De ambities van Alvis
Alvis is een minder bekende naam in de lange lijst van verdwenen Britse autoproducenten. Het merk werd in 1919 opgericht in Coventry door ondernemer Thomas John. In 1920 bouwde de machinefabriek zijn eerste personenauto. Deze 10/20 werd geprezen om zijn kwaliteit en zijn prestaties. Alvis fabriceerde in kleine aantallen en was niet vies van experimenten, waarvan voorwielaandrijving het meest in het oog springt. Miniontwerper Alec Issigonis, die er enkele jaren in dienst was, ontwikkelde voor Alvis een motor met uitschakelbare cilinders. De bekendste vooroorlogse auto was de Speed 20, een elegante en sportieve tweezitter.
De Tweede Wereldoorlog maakte een eind aan de ambities van Alvis als gespecialiseerd sportwagenmerk. Weliswaar bleef de fabriek op een laag pitje draaien, totdat een bombardement op Coventry daar een eind aan maakte. Na de oorlog pakte Alvis zijn autoproductie weer op met de TA21, later gevolgd door de TC21. Maar dat waren niet de auto’s waaraan Alvis zijn bekendheid dankte, dat waren de relatief sobere doch betrouwbare gezinsauto’s.

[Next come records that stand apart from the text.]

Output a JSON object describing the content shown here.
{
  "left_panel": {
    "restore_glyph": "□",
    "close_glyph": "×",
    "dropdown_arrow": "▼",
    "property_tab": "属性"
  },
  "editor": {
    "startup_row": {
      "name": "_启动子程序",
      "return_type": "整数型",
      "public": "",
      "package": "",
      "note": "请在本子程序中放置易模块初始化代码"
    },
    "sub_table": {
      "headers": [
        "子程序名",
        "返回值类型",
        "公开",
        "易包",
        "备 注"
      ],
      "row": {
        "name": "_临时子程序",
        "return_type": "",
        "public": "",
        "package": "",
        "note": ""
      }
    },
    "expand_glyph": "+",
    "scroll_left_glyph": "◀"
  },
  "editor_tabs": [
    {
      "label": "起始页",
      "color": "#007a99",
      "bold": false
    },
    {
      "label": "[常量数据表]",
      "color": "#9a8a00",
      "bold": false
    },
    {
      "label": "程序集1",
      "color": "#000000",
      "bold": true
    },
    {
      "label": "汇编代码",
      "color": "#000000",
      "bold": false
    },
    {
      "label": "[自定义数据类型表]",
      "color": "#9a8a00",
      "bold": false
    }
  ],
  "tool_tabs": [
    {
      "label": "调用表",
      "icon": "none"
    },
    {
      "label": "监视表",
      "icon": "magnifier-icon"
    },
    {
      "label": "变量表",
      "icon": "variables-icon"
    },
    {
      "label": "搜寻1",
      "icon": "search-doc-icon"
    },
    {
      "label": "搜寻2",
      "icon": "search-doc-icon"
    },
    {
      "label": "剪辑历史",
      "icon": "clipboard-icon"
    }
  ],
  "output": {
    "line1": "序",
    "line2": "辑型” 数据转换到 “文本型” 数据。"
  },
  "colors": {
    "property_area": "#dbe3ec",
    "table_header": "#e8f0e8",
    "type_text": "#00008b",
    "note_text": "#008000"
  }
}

Alvis bouwde ook legervoertuigen. Die brachten de nodige financiële middelen in het laatje, waardoor de verliesgevende personenautotak kon blijven bestaan. Totdat Rover de autodivisie in 1965 overnam, om even later zelf op te gaan in British Leyland Motor Company. Alvis legde zich vanaf dat moment toe op zijn specialiteit, de legervoertuigen. Het is tot op de dag van vandaag actief in deze branche, zij het niet onder dezelfde naam. In 2004 nam BAE Systems Alvis over, waardoor de naam verloren ging.